The in vivo experiments in rhesus macaques demonstrated similar clinical and pathological characteristics of SIV_F359 and SIV₈₉₈₀. Several SIV_sm/mac clones have been reported to cause different patterns of disease, including attenuated virulence, compared to the virus isolates from which they were derived. With specific regard to the first SIV molecular clones which were derived, viral adaptation and attenuation often occurred as a result of in vitro propagation. This attenuation phenomenon may also be due to a failure to clone the dominant virus variant, possibly as a consequence of using proviral DNA as biological template or due to the use of biological material that contained a composition of early (macrophage-tropic, slow-replicating, non-syncytium-inducing) and late (T-cell-tropic, fast-replicating, syncytium-inducing) variants. It may also reflect a certain synergistic effect of a quasispecies that does not exist in the case of a single molecularly cloned virus. A study demonstrating a regulatory effect on HIV replication mediated by defective proviruses has provided evidence in that direction. Convincing data have started to accumulate which explain the progression to AIDS in terms of the biological properties of virus variants which emerge during the course of infection. However, results from other studies suggest a more complex cascade of events in which variants in combination with host-specific factors are involved in AIDS pathogenesis.

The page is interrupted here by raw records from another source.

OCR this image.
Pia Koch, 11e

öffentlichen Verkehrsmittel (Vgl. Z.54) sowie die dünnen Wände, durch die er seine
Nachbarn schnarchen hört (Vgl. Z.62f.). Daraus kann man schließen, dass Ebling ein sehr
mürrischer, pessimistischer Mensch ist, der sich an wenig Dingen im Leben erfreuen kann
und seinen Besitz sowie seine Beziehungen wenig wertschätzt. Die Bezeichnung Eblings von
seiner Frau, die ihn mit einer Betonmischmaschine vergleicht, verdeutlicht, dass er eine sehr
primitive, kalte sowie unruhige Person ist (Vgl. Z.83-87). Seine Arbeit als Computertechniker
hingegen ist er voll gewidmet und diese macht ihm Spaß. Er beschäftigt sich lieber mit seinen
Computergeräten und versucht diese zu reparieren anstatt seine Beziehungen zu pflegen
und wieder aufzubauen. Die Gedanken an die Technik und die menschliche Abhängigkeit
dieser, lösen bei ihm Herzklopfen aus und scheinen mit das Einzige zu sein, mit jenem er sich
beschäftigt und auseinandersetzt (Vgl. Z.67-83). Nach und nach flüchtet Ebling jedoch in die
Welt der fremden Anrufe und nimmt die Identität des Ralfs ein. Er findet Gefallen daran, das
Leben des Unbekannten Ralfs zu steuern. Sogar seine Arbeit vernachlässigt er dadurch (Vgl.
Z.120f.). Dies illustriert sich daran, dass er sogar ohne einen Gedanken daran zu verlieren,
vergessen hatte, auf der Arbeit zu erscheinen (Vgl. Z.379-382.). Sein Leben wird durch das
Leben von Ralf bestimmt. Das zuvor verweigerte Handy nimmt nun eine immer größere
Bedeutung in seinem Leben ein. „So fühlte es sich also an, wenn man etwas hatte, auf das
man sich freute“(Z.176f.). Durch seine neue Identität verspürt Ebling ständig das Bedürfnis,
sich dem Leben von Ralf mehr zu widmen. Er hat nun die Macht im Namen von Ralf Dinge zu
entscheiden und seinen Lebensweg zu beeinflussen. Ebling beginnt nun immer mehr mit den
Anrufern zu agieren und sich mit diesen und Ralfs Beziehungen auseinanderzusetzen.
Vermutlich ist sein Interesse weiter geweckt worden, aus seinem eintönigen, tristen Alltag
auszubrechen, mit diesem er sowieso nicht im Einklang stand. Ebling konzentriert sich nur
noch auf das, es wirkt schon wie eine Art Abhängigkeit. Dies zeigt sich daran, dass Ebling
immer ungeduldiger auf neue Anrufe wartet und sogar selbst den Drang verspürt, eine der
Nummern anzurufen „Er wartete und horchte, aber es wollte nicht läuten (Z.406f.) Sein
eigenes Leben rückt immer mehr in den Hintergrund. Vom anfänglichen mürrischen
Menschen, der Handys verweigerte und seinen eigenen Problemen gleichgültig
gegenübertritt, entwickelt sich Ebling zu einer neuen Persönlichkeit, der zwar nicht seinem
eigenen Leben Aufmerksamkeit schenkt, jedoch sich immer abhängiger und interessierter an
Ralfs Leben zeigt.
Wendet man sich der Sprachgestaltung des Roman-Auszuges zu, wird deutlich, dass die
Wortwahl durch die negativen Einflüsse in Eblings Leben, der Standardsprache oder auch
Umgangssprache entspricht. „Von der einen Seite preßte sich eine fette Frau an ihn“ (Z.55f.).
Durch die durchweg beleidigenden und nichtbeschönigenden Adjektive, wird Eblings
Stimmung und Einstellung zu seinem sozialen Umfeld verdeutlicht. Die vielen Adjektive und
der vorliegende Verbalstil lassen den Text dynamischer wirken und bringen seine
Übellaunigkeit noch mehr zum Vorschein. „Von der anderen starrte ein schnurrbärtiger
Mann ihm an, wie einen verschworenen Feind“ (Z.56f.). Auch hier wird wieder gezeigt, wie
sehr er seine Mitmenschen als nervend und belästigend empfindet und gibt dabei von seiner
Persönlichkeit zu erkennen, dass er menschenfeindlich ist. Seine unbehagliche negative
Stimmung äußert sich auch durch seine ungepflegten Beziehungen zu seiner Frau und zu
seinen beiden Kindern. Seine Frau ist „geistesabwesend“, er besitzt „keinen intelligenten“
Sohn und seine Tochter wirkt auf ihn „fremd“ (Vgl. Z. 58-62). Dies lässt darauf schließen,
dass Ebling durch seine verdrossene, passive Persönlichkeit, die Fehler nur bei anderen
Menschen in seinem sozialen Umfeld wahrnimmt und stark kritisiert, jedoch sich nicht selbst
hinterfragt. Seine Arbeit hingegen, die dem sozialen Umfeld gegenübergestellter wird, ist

In summary, we have utilized a new cloning strategy to generate infectious molecular clones of lentiviruses from extracellular viral RNA in body fluids. This has facilitated the isolation of a unique pathogenic molecular clone designated SIV_F359. Characterization of SIV_F359 in vivo and in vitro revealed that it was highly pathogenic, causing marked syncytial giant cell formation in situ in lymph nodes and CPE in rhesus CD4⁺ T cells in vitro. It was found to have limited and novel coreceptor usage (CCR5 and a yet-undefined coreceptor) and could infect but did not result in detectable virus production in rhesus MDM. Upon the addition of autologous lymphocytes to these MDM, infection was transmitted and resulted in high concentrations of virus production. This SIV_F359 molecular clone proved to be able to cause a rigorous infection and AIDS in rhesus macaques. It was genetically distinct from other molecular clones, mapping between two clusters of previously characterized groups of SIV clones (the SIV_sm and SIV_mac molecular clones, respectively). The SIV_F359 molecular clone provides further insight into the nature of end-stage variants and the characteristics associated with accelerated disease progression.